I converted the weights from http://download.tensorflow.org/models/object_detection/ssd_mobilenet_v2_coco_2018_03_29.tar.gz.

Is there anyway to get 39fps on SSD-Mobilenetv2 using deepstream

P.S: However I noticed that the weights that I converted are 60mb which is 40mb higher than ones found in the official bench marking instructions. The weights over there were downloaded from https://nvidia.box.com/shared/static/8oqvmd79llr6lq1fr43s4fu1ph37v8nt.gz.I was not able to get the deepstream-app working in the latter.

Hi sivashiere96, ~20 FPS is the expected performance on Nano for the 90-class MS COCO SSD-Mobilenet-v2 model (see here).

39 FPS is the expected performance on the 37-class PETS SSD-Mobilenet-v2 model (see here).

So if you do not require the full 90 classes (which is probably many classes for a typical analytics application), you could re-train the model with fewer classes and achieve higher performance.

Thanks you dusty_nv. Is there any official documentation on how to do this. I have been trying to convert my model trained using tensorflow to be deployed in deepstream. However I’m not able to do it as the application keeps running into some errors. This is what is happening when I try to convert and run the application. https://devtalk.nvidia.com/default/topic/1066726/jetson-nano/convert-ssd-mobilenet-to-uff/post/5402769/#5402769. I think nvidia should give an official TLT training in docker as the many people get the jetson nano based on the ssd mobilenet benchmarks that has been advertised prominently .

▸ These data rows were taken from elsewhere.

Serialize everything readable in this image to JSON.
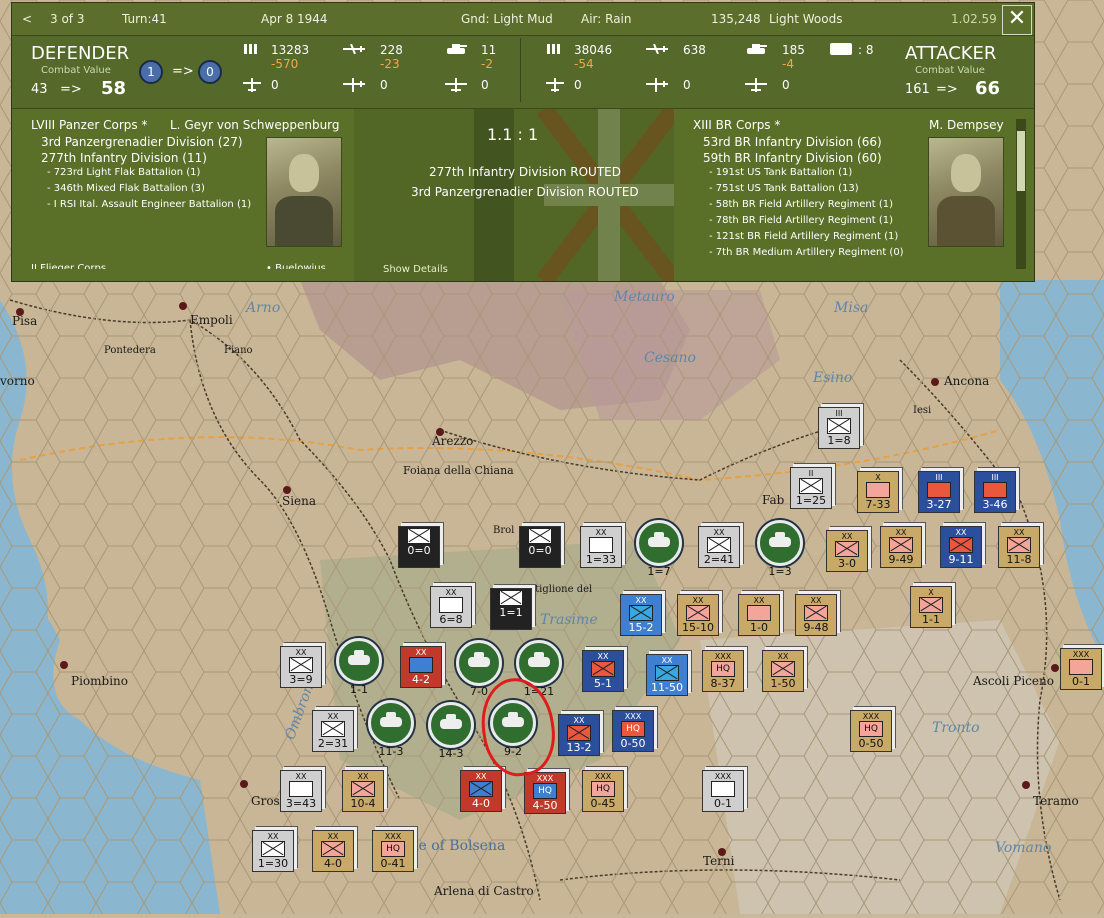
{
  "topbar": {
    "back_glyph": "<",
    "page": "3 of 3",
    "turn": "Turn:41",
    "date": "Apr 8 1944",
    "ground": "Gnd: Light Mud",
    "air": "Air: Rain",
    "hex_id": "135,248",
    "terrain": "Light Woods",
    "version": "1.02.59",
    "close_glyph": "✕"
  },
  "defender": {
    "title": "DEFENDER",
    "cv_label": "Combat Value",
    "cv_from": "43",
    "arrow": "=>",
    "cv_to": "58",
    "rounds_from": "1",
    "rounds_to": "0",
    "men": "13283",
    "men_loss": "-570",
    "air": "228",
    "air_loss": "-23",
    "tanks": "11",
    "tanks_loss": "-2",
    "row2a": "0",
    "row2b": "0",
    "row2c": "0"
  },
  "attacker": {
    "title": "ATTACKER",
    "cv_label": "Combat Value",
    "cv_from": "161",
    "arrow": "=>",
    "cv_to": "66",
    "men": "38046",
    "men_loss": "-54",
    "air": "638",
    "tanks": "185",
    "tanks_loss": "-4",
    "row2a": "0",
    "row2b": "0",
    "row2c": "0",
    "extra": ": 8"
  },
  "left_col": {
    "corps": "LVIII Panzer Corps *",
    "leader": "L. Geyr von Schweppenburg",
    "lines": [
      "3rd Panzergrenadier Division (27)",
      "277th Infantry Division (11)"
    ],
    "small_lines": [
      "- 723rd Light Flak Battalion (1)",
      "- 346th Mixed Flak Battalion (3)",
      "- I RSI Ital. Assault Engineer Battalion (1)"
    ],
    "cut_left": "II Flieger Corps",
    "cut_right": "• Buelowius"
  },
  "mid_col": {
    "odds": "1.1 : 1",
    "results": [
      "277th Infantry Division ROUTED",
      "3rd Panzergrenadier Division ROUTED"
    ],
    "show_details": "Show Details"
  },
  "right_col": {
    "corps": "XIII BR Corps *",
    "leader": "M. Dempsey",
    "lines": [
      "53rd BR Infantry Division (66)",
      "59th BR Infantry Division (60)"
    ],
    "small_lines": [
      "- 191st US Tank Battalion (1)",
      "- 751st US Tank Battalion (13)",
      "- 58th BR Field Artillery Regiment (1)",
      "- 78th BR Field Artillery Regiment (1)",
      "- 121st BR Field Artillery Regiment (1)",
      "- 7th BR Medium Artillery Regiment (0)"
    ]
  },
  "map": {
    "cities": [
      "Pisa",
      "Empoli",
      "Pontedera",
      "Fiano",
      "Arezzo",
      "Siena",
      "Foiana della Chiana",
      "Brol",
      "stiglione del",
      "Piombino",
      "Gros",
      "Terni",
      "Ancona",
      "Iesi",
      "Fab",
      "Ascoli Piceno",
      "Teramo",
      "Arlena di Castro",
      "vorno",
      "ke of Bolsena"
    ],
    "rivers": [
      "Arno",
      "Metauro",
      "Cesano",
      "Esino",
      "Misa",
      "Trasime",
      "Ombrone",
      "Tronto",
      "Vomano"
    ],
    "units": [
      {
        "size": "III",
        "str": "1=8",
        "style": "gray"
      },
      {
        "size": "II",
        "str": "1=25",
        "style": "gray"
      },
      {
        "size": "X",
        "str": "7-33",
        "style": "tan"
      },
      {
        "size": "III",
        "str": "3-27",
        "style": "blue"
      },
      {
        "size": "III",
        "str": "3-46",
        "style": "blue"
      },
      {
        "size": "",
        "str": "0=0",
        "style": "ss"
      },
      {
        "size": "",
        "str": "0=0",
        "style": "ss"
      },
      {
        "size": "XX",
        "str": "1=33",
        "style": "gray"
      },
      {
        "size": "",
        "str": "1=7",
        "style": "tank"
      },
      {
        "size": "XX",
        "str": "2=41",
        "style": "gray"
      },
      {
        "size": "",
        "str": "1=3",
        "style": "tank"
      },
      {
        "size": "XX",
        "str": "3-0",
        "style": "tan"
      },
      {
        "size": "XX",
        "str": "9-49",
        "style": "tan"
      },
      {
        "size": "XX",
        "str": "9-11",
        "style": "blue"
      },
      {
        "size": "XX",
        "str": "11-8",
        "style": "tan"
      },
      {
        "size": "XX",
        "str": "6=8",
        "style": "gray"
      },
      {
        "size": "",
        "str": "1=1",
        "style": "ss"
      },
      {
        "size": "XX",
        "str": "15-2",
        "style": "lblue"
      },
      {
        "size": "XX",
        "str": "15-10",
        "style": "tan"
      },
      {
        "size": "XX",
        "str": "1-0",
        "style": "tan"
      },
      {
        "size": "XX",
        "str": "9-48",
        "style": "tan"
      },
      {
        "size": "X",
        "str": "1-1",
        "style": "tan"
      },
      {
        "size": "XX",
        "str": "3=9",
        "style": "gray"
      },
      {
        "size": "",
        "str": "1-1",
        "style": "tank"
      },
      {
        "size": "XX",
        "str": "4-2",
        "style": "red"
      },
      {
        "size": "",
        "str": "7-0",
        "style": "tank"
      },
      {
        "size": "",
        "str": "1=21",
        "style": "tank"
      },
      {
        "size": "XX",
        "str": "5-1",
        "style": "blue"
      },
      {
        "size": "XX",
        "str": "11-50",
        "style": "lblue"
      },
      {
        "size": "XXX",
        "str": "8-37",
        "style": "tan"
      },
      {
        "size": "XX",
        "str": "1-50",
        "style": "tan"
      },
      {
        "size": "XXX",
        "str": "0-1",
        "style": "tan"
      },
      {
        "size": "XX",
        "str": "2=31",
        "style": "gray"
      },
      {
        "size": "",
        "str": "11-3",
        "style": "tank"
      },
      {
        "size": "",
        "str": "14-3",
        "style": "tank"
      },
      {
        "size": "",
        "str": "9-2",
        "style": "tank"
      },
      {
        "size": "XX",
        "str": "13-2",
        "style": "blue"
      },
      {
        "size": "XXX",
        "str": "0-50",
        "style": "blue"
      },
      {
        "size": "XXX",
        "str": "0-50",
        "style": "tan"
      },
      {
        "size": "XX",
        "str": "3=43",
        "style": "gray"
      },
      {
        "size": "XX",
        "str": "10-4",
        "style": "tan"
      },
      {
        "size": "XX",
        "str": "4-0",
        "style": "red"
      },
      {
        "size": "XXX",
        "str": "4-50",
        "style": "red"
      },
      {
        "size": "XXX",
        "str": "0-45",
        "style": "tan"
      },
      {
        "size": "XXX",
        "str": "0-1",
        "style": "gray"
      },
      {
        "size": "XX",
        "str": "1=30",
        "style": "gray"
      },
      {
        "size": "XX",
        "str": "4-0",
        "style": "tan"
      },
      {
        "size": "XXX",
        "str": "0-41",
        "style": "tan"
      }
    ],
    "hq_label": "HQ"
  },
  "colors": {
    "panel": "#5a6e2a",
    "loss": "#f3a94a",
    "highlight": "#e01b1b"
  }
}
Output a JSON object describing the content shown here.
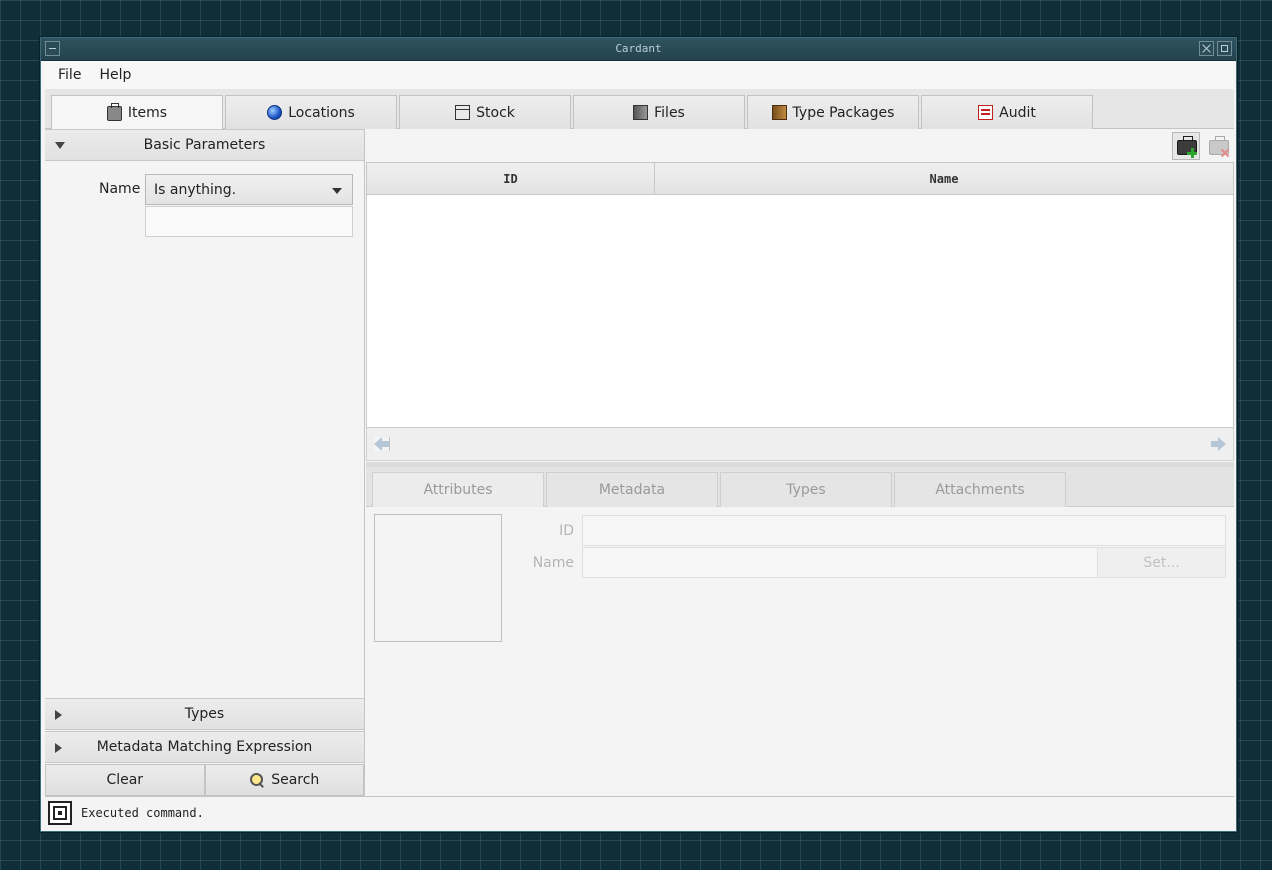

Aasta will follow-up in your other topic to hopefully get your model successfully converted. In the meantime, if you haven’t already you may also want to check out these links:

Isn’t it an attempt to present the device in a positive light deceiving the customers?

Figure 1 shows results from inference benchmarks across popular models available online.

The models available online are of 90 classes, not 37.

I bought Jetson Nano due to the SSD-Mobilenet-v2 benchmark of 39 FPS that has been advertised by Nvidia. The inference actually takes 40 ms, therefore the theoretical maximum is only 25 FPS, while the practical is even less.

Thus, the Jetson Nano is not much faster than its competitors.

Hi @asmirnou, the results from the Nano benchmarks page use the same models across the different platforms, so in that case all devices were using the 37-class PETS model.

In practice the 90-class COCO model isn’t often deployed in real-world scenarios, it has too many classes for a practical application. It is more likely that the model would be re-trained with the classes used by the application, which would improve performance by reducing the number of object classes.